もちろん、今のチームの器に対して、高い理想を求めている、そう見えるのも事実です。その要求を選手にインストールする、その手法がすべてうまくいっているかと言われれば、そうではないのかもしれません。

それでも、この半分のシーズンを通して、チームが昨季とは違った顔を見せ始めた、それ間違いありません。不運にも主力に長期離脱者を出してしまったチームですが、この苦境をいかにして乗り越えるか。ルーキーHCには荷が重いのか、それとも未来の名将の伝説の第一歩として冴えを見せつけるのか。後半戦を楽しみにしたいと思います。

#FE名古屋

「B1基準」「B2優勝」を掲げて臨んだ今季。

「B2優勝」は結果です。目指す地点を掲げること自体は兎も角、相手があることについてすべてが思うように行くわけではありません。怪我も含めてコントロールしきれないものは仕方ない、私はそのように考えます。

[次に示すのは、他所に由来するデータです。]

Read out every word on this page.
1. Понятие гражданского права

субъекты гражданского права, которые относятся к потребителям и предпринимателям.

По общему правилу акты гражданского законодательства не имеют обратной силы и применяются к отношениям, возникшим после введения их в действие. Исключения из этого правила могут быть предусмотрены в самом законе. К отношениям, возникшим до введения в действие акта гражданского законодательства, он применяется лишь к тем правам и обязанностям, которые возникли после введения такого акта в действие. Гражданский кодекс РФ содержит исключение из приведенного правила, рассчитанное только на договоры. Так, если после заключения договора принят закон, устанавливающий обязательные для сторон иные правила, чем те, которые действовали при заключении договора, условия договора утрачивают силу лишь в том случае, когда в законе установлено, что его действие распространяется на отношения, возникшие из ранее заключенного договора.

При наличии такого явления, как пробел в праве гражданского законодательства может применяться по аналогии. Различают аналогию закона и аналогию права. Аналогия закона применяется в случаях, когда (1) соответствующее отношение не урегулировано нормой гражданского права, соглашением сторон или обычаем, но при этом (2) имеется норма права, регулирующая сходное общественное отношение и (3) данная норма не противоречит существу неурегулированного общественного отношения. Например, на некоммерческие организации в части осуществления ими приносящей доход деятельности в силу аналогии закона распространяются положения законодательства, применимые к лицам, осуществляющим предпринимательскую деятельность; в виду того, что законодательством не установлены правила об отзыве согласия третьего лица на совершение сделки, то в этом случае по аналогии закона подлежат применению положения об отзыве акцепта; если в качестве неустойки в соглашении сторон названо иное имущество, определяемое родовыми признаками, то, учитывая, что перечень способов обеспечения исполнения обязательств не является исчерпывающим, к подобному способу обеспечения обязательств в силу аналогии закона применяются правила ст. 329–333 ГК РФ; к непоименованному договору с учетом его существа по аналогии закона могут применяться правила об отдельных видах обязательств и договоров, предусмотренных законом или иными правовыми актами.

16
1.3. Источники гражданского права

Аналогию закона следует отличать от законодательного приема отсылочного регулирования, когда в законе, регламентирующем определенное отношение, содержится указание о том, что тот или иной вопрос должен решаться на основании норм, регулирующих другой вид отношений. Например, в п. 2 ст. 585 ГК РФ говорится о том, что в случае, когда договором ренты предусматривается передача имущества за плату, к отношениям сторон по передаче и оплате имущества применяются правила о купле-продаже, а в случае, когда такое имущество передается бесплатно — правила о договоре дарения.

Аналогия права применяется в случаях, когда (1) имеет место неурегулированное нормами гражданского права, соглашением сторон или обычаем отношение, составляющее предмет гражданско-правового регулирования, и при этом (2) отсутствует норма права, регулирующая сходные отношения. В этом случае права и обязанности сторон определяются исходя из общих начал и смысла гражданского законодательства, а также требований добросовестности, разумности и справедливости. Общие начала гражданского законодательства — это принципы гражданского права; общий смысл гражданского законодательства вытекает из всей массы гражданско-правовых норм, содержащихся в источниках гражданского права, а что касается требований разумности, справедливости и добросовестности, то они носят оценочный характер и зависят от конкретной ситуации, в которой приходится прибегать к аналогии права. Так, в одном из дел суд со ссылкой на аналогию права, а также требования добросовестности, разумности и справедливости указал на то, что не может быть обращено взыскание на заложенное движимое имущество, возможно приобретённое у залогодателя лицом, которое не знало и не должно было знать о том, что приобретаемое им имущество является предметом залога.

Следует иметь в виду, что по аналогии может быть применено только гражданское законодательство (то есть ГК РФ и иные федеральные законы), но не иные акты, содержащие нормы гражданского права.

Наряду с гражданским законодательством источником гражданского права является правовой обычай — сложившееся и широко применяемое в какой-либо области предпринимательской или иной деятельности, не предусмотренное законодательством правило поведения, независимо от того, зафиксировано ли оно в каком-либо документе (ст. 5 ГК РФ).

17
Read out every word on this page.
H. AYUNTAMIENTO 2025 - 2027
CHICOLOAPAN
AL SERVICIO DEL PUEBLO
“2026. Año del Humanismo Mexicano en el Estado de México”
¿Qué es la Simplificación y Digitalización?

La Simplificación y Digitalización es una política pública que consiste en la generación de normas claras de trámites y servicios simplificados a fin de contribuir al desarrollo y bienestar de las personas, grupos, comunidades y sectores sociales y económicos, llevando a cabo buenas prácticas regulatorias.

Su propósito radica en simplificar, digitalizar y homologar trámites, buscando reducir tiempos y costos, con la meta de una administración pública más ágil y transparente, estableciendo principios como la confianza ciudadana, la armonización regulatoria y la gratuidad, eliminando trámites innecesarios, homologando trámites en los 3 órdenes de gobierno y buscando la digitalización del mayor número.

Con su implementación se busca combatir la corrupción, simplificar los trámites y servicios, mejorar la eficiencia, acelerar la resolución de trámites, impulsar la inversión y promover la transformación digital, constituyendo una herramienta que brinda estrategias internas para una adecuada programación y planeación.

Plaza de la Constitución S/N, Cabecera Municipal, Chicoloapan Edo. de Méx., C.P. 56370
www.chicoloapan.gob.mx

その一方で、チームは本当の意味で「B1基準」を表現できていたでしょうか?アシスタントコーチを高村が選手兼任せざるを得なかったのはなぜか?B2トップクラスのチームは第3の外国籍選手を契約してリスクヘッジをしている中、そうできなかったのはなぜか?試合前後の準備に、もっとできることはなかったのか、やるべきことがあるのではないか?

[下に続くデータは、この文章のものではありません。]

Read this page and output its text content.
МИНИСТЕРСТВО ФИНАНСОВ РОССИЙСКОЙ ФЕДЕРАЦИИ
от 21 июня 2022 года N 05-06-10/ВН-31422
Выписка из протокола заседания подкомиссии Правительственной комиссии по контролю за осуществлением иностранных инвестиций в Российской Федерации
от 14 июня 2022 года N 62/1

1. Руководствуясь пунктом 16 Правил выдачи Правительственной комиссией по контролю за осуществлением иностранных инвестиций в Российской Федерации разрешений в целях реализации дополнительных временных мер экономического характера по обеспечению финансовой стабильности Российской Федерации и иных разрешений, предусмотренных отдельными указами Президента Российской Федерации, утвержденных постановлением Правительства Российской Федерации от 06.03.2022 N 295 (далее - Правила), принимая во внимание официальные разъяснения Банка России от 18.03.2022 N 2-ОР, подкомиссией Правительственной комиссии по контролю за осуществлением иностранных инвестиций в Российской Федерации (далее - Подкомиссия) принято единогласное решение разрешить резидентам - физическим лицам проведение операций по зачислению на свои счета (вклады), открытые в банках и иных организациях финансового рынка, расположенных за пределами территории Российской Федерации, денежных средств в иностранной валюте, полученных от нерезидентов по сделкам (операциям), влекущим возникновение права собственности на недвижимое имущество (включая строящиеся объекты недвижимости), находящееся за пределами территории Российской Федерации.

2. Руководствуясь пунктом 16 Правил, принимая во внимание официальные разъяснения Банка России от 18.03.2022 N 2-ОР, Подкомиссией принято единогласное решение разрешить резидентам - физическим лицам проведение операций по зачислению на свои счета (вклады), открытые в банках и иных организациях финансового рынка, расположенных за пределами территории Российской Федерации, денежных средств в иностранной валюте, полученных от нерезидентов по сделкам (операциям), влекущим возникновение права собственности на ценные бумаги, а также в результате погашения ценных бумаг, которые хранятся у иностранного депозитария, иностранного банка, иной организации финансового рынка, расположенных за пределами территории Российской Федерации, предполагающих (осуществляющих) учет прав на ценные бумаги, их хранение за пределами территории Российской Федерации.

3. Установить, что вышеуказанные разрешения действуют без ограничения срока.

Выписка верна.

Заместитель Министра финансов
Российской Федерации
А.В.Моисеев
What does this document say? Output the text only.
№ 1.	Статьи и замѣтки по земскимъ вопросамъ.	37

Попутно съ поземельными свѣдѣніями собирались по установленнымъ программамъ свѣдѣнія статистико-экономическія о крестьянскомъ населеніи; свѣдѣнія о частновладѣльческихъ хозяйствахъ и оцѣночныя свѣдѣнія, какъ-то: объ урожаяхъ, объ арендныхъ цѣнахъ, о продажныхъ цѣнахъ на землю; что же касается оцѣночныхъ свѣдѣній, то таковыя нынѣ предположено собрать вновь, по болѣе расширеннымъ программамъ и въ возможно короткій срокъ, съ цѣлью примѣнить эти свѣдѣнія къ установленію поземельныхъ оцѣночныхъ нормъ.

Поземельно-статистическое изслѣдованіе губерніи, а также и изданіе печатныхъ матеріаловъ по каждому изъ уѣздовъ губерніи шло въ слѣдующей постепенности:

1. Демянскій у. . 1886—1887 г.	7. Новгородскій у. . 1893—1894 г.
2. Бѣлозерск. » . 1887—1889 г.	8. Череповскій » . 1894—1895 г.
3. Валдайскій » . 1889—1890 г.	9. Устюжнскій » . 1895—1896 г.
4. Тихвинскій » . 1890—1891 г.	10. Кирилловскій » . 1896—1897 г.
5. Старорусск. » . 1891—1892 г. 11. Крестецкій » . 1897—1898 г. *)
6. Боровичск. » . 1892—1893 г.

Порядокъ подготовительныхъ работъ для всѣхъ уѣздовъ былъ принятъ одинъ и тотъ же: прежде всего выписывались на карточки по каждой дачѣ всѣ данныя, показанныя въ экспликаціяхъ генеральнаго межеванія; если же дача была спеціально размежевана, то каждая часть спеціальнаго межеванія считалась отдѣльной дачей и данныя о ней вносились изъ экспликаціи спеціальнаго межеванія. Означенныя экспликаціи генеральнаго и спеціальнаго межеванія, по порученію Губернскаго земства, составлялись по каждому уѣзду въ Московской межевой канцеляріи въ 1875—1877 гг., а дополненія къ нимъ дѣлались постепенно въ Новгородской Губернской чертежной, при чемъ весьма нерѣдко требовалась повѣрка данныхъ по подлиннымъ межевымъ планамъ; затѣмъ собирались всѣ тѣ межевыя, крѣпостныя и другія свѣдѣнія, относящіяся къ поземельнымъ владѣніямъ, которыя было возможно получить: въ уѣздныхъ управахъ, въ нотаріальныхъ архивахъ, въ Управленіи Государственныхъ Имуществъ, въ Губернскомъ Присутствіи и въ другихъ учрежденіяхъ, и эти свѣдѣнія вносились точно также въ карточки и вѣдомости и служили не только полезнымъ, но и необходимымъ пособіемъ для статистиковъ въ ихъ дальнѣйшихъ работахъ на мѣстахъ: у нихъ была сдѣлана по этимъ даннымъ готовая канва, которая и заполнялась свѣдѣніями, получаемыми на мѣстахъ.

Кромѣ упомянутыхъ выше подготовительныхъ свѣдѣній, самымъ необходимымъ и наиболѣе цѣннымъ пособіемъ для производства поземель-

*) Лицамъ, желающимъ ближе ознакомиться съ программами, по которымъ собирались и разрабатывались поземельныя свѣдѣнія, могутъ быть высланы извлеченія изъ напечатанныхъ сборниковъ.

チームが出来る限り頑張っていること、それは分かっています。その上でチームは、ファンブースターに向けて「B1基準」を謳い上げている以上は、そこに向けて近づく、さらなる努力をする義務がある、そういう風に思います。

結果はコントロールできませんが、意志と過程はコントロールできるはずです。チームが宣言通りにB1チームになっていくために、どのような過程を通り、何を発していくのか。後半戦も期待しつつ応援しつつ見守りたいと思います。